There is no real command built in to generate all the simple paths of a certain length as the only way to find that is to generate a tree from every node, e.g. doing a modified version of my for loop above since that uses a modified depth-first search.

---

"A path with no repeated vertices is called a simple path" - Wikipedia

If you would like a paper citation. The only way to check for simple paths is to check from each node. If you have a graph with 90000 elements; there is no other way to check if two connect :/. The 'target' is really not consequential as it's just another cutoff, though if you have a large number of nodes it can make a difference so you're right there :).
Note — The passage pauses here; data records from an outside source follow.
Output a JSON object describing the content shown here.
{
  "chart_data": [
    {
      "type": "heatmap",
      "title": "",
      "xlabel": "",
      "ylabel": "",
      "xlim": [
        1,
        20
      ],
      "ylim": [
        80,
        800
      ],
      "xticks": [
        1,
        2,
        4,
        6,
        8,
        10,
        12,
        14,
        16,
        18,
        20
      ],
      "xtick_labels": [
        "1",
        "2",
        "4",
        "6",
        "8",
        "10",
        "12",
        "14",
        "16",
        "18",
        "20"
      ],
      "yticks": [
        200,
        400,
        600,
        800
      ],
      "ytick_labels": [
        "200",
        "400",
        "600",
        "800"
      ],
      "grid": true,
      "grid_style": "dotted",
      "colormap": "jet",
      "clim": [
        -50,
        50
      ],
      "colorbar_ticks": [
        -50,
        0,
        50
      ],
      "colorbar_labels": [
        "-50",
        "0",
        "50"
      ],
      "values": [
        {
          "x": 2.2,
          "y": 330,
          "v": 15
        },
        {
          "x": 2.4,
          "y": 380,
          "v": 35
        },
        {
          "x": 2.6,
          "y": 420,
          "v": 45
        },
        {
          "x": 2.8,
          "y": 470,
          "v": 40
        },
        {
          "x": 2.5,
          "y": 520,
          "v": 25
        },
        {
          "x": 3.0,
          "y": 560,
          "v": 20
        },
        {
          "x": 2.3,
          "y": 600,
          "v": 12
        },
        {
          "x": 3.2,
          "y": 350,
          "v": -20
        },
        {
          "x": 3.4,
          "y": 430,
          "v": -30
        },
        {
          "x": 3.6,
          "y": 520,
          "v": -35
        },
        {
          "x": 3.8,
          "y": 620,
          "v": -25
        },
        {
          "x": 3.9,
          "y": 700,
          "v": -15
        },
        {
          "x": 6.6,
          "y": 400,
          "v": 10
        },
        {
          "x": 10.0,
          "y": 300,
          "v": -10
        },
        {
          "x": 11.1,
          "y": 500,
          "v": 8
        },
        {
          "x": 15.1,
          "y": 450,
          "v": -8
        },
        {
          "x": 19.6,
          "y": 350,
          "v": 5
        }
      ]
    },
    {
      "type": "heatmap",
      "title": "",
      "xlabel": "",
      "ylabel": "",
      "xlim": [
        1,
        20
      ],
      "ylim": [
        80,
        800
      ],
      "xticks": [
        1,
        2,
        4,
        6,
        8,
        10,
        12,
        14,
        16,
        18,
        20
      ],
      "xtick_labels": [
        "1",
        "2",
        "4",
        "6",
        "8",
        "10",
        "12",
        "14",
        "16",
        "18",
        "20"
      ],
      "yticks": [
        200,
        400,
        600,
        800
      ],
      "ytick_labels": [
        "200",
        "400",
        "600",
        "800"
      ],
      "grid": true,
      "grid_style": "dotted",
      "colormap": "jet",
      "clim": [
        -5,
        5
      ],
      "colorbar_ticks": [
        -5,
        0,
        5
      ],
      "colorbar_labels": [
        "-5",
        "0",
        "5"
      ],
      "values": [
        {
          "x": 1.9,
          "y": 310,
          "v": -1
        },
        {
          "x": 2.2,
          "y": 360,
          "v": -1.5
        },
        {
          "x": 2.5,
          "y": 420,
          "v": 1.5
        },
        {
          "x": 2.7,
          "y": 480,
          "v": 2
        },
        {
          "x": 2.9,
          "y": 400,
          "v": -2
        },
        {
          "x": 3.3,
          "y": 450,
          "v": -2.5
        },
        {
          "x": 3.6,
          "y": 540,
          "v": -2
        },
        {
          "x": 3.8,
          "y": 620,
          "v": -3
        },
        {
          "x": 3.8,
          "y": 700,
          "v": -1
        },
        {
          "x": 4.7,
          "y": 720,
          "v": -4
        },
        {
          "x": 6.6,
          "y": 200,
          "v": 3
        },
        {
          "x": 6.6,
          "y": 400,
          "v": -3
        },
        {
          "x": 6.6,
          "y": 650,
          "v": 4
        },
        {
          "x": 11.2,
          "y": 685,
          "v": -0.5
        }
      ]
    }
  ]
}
   " def _all_simple_paths_graph(G, source, target, cutoff=None):
        if cutoff < 1:
            return
        visited = [source]
        stack = [iter(G[source])]
        while stack:
            children = stack[-1]
            child = next(children, None)
            if child is None:
                stack.pop()
                visited.pop()
            elif len(visited) < cutoff:
                if child == target:
                    yield visited + [target]
                elif child not in visited:
                    visited.append(child)
                    stack.append(iter(G[child]))
            else: #len(visited) == cutoff:
                if child == target or target in children:
                    yield visited + [target]
                stack.pop()
                visited.pop()"

code above from networkx docs

to modify it in order to generate the DFS without the 'target' cutoff you can use:

   def _all_simple_paths_graph(G, source, target, cutoff=None):
        if cutoff < 1:
            return
        visited = [source]
        stack = [iter(G[source])]
        while stack:
            children = stack[-1]
            child = next(children, None)
            if child is None:
                stack.pop()
                visited.pop()
            elif len(visited) < cutoff:
                #if child == target:
                #    yield visited + [target]
                #elif child not in visited:
                 if child not in visited:
                    visited.append(child)
                    stack.append(iter(G[child]))
            #else: #len(visited) == cutoff:
                #if child == target or target in children:
                #    yield visited + [target]
                #stack.pop()
                #visited.pop()

---

Hope that works for you :)